Investir através de uma plataforma de investimento estrangeira pode também significar que detém uma conta bancária num intermediário fora do país. Ora, perante esta situação deve sempre preencher o campo destinado a declarar a existência deste tipo de contas no anexo J da declaração de IRS.
Este é um mero dever declarativo, pelo que não tem de indicar montantes ou mais-valias, mas apenas os dados desta conta que garantem que é sua.
Este ponto é extremamente importante, dado que muitos intermediários realizam operações de compra e venda de títulos, como ações e obrigações, através de contas bancárias estrangeiras, mas em nome do intermediário e não do cliente. É o caso da XTB, que trabalha com uma conta bancária do banco J.P. Morgan na Alemanha, por exemplo. Estas contas não têm de ser declaradas no IRS porque são da plataforma através da qual investe, e não do investidor.
Então, que contas devem ser declaradas? A lei é vaga, mas fornece pistas. Só as contas de depósitos ou títulos têm de ser declaradas, “contudo a Autoridade Tributária não define nem densifica expressamente estes conceitos”, frisa António Queiroz Martins, associado coordenador da sociedade de advogados Morais Leitão.
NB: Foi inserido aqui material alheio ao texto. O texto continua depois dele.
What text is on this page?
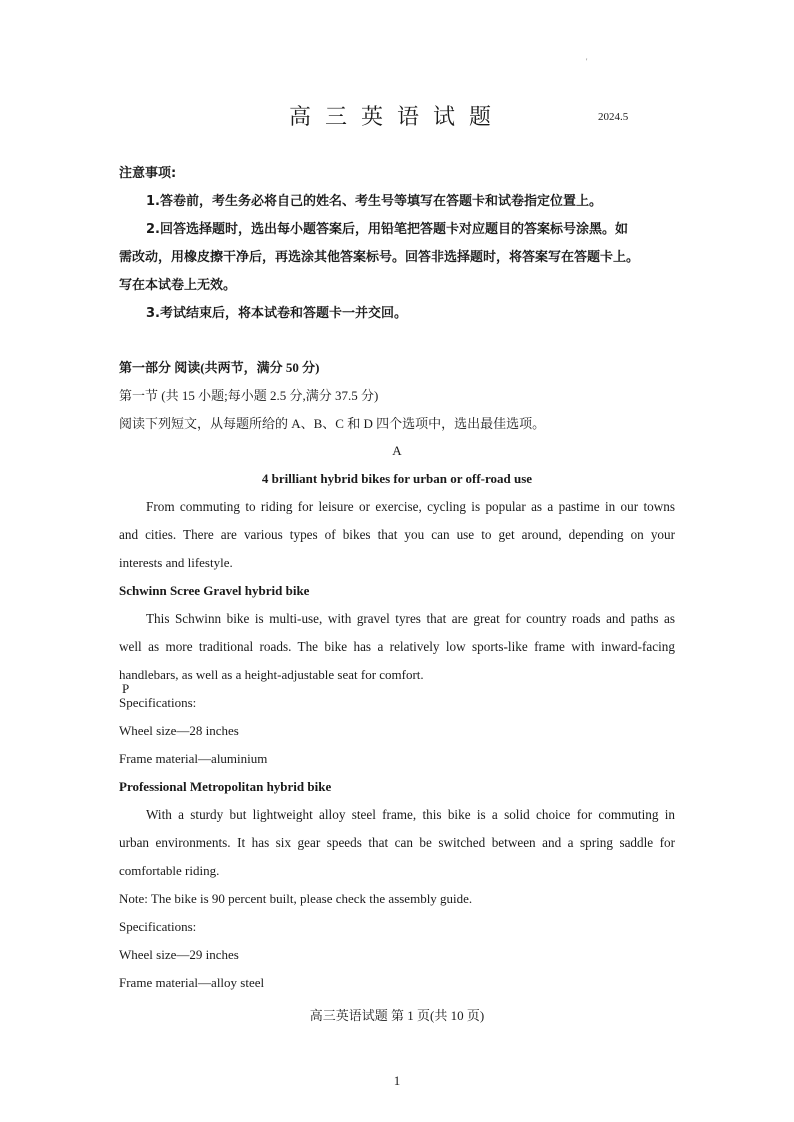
'
高三英语试题	2024.5
注意事项:
1.答卷前，考生务必将自己的姓名、考生号等填写在答题卡和试卷指定位置上。
2.回答选择题时，选出每小题答案后，用铅笔把答题卡对应题目的答案标号涂黑。如
需改动，用橡皮擦干净后，再选涂其他答案标号。回答非选择题时，将答案写在答题卡上。
写在本试卷上无效。
3.考试结束后，将本试卷和答题卡一并交回。
第一部分 阅读(共两节，满分 50 分)
第一节 (共 15 小题;每小题 2.5 分,满分 37.5 分)
阅读下列短文，从每题所给的 A、B、C 和 D 四个选项中，选出最佳选项。
A
4 brilliant hybrid bikes for urban or off-road use
From commuting to riding for leisure or exercise, cycling is popular as a pastime in our towns
and cities. There are various types of bikes that you can use to get around, depending on your
interests and lifestyle.
Schwinn Scree Gravel hybrid bike
This Schwinn bike is multi-use, with gravel tyres that are great for country roads and paths as
well as more traditional roads. The bike has a relatively low sports-like frame with inward-facing
handlebars, as well as a height-adjustable seat for comfort.
P
Specifications:
Wheel size—28 inches
Frame material—aluminium
Professional Metropolitan hybrid bike
With a sturdy but lightweight alloy steel frame, this bike is a solid choice for commuting in
urban environments. It has six gear speeds that can be switched between and a spring saddle for
comfortable riding.
Note: The bike is 90 percent built, please check the assembly guide.
Specifications:
Wheel size—29 inches
Frame material—alloy steel
高三英语试题 第 1 页(共 10 页)
1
Acresce que “apenas é necessário declarar contas no estrangeiro cujo beneficiário efetivo seja residente em Portugal”, acrescenta o advogado, em conversa com o Doutor Finanças.
Contas de depósito ou títulos têm de ser declaradas
Isto significa que as contas de pagamento não estão abrangidas. Mas como pode saber se tem uma conta de pagamento ou de depósito?
Há uma tabela e algumas listas que podem ajudar. “Para uma conta ser considerada de depósito ou de títulos, parece ser necessário que a instituição atue como instituição de crédito/banco, ou seja, que seja formalmente reconhecida como tal”, explica o advogado. Assim, “se a entidade não for uma instituição de crédito, mas sim uma instituição de pagamento, então trata-se de uma conta de pagamento e, nesse caso, não seria, em teoria, necessário declará-la”, acrescenta António Queiroz Martins.
Para saber se o seu intermediário é uma instituição de crédito pode consultar Listagem Entidades Autorizadas | Banco de Portugal) do supervisor, que é atualizada regularmente. Nesta lista, está, por exemplo, a Revolut, mas também a Trade Republic e a N26, que são instituições de crédito na União Europeia e que operam em Portugal ao abrigo do regime de livre prestação de serviços. Ou seja, se o seu intermediário constar desta lista, terá de comunicar a sua existência no anexo J da declaração de IRS.
A informação que consta no artigo não é vinculativa e não invalida a leitura integral de documentos que suportem a matéria em causa.